Morgan Stanley analyst Kathryn Huberty cut her target for Apple’s stock down to $95, five dollars less than her previous target of $100. She also lowered expected 2009 iPhone sales to 14 million, down from an original projection of 19 million.
First of all, let me go off on a quick tangent here and briefly say, that most analysts are, to be blunt, clueless. Take the recent brouhaha about a $99 iPhone at Walmart for example. One day an analyst says that a $99 iPhone is inevitable. The next day another analyst says that Apple has to release a cheaper iPhone in order to boost sales. Then word gets out that a $99 iPhone isn’t happening, and other analysts jump in with the benefit of hindsight and boldly declare that a $99 iPhone was never feasible in the first place.
That said, a price target on Apple stock is only as relevant as the analyst releasing it is credible. And, in the case of Kathryn Huberty, she’s already well-known as being one of the most inconsistent and inaccurate analysts when it comes to Apple. In the past, she’s underestimated Apple revenue estimates by almost $1 billion, iPhone sales by 700,000 units, and iPod sales by a whopping 2 million units.
And what, exactly, was the cause of Huberty’s latest Apple downgrade? It’s apparently based upon a survey which indicates weaker consumer interest in the iPhone. More specifically, the survey found that 46% of prospective iPhone buyers found that even the cheaper $199 iPhone was too expensive. Whether or not their answers were rooted in the context of current economic conditions, or an inherent belief that $199 for an iPhone is too much is unclear.
Nevertheless, this is, of course, something to take into consideration when projecting iPhone sales. But Huberty reveals her ignorance when she naively suggests that Apple should cut the price of the iPhone in half and sell it for $99 bucks. She assumes that this would double iPhone sales.
I’m not a stock broker, but this all seems rather elementary to me. What drives a companies stock price is its earnings. Doubling iPhone sales without taking into account how a lower priced iPhone would affect profit margins and overall profits seems curiously shortsighted, and oddly ignorant coming from one of Americas foremost brokerage firms.

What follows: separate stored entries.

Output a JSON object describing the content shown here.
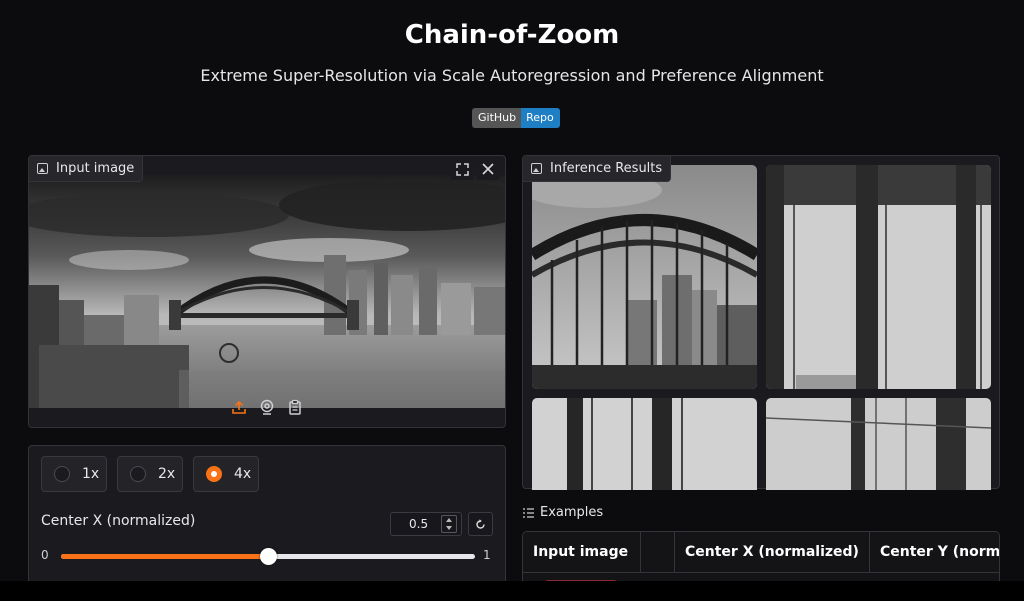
{
  "header": {
    "title": "Chain-of-Zoom",
    "subtitle": "Extreme Super-Resolution via Scale Autoregression and Preference Alignment",
    "badge_left": "GitHub",
    "badge_right": "Repo"
  },
  "input_panel": {
    "label": "Input image",
    "icons": [
      "image-icon",
      "fullscreen-icon",
      "close-icon",
      "upload-icon",
      "webcam-icon",
      "clipboard-icon"
    ]
  },
  "controls": {
    "scale_options": [
      {
        "label": "1x",
        "selected": false
      },
      {
        "label": "2x",
        "selected": false
      },
      {
        "label": "4x",
        "selected": true
      }
    ],
    "center_x": {
      "label": "Center X (normalized)",
      "value": "0.5",
      "min_label": "0",
      "max_label": "1",
      "fraction": 0.5
    }
  },
  "results_panel": {
    "label": "Inference Results"
  },
  "examples": {
    "label": "Examples",
    "columns": [
      "Input image",
      "",
      "Center X (normalized)",
      "Center Y (norm"
    ]
  },
  "colors": {
    "accent": "#f97316",
    "badge_blue": "#1f7fc5",
    "background": "#0c0c0f"
  }
}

Analysts like to talk up a $99 iPhone, but fail to take into account the fact that Apple doesn’t operate in a vacuum. Apple isn’t the only company involved in the sale of iPhones, and it’s no secret that the reason iPhones are as cheap as they are is because AT&T pays a hefty subsidy to Apple for each and every iPhone sold. If Apple cut its prices in half, either AT&T would foot the bill, or Apple would take a hit in its gross margins, two scenarios that each company would never agree to. AT&T, while successful in its goal to lure away customers from competing providers such as Verizon, is suffering some short term financial losses as a result of the heavy subsidy price it pays. There’s no reason to think that it would decide to burden itself even more just so Apple could sell a few more phones. And Apple is a company with a track record of taking its gross margins seriously, and with the iPhone already aggressively priced compared to similar smartphones on the market, there’s no reason why Apple would feel the need to slash prices even further.
Why increase volume by slashing prices by 50% when you can do the same thing by significantly increasing a products distribution channel, as Apple appears to have done with its recent deal with Walmart.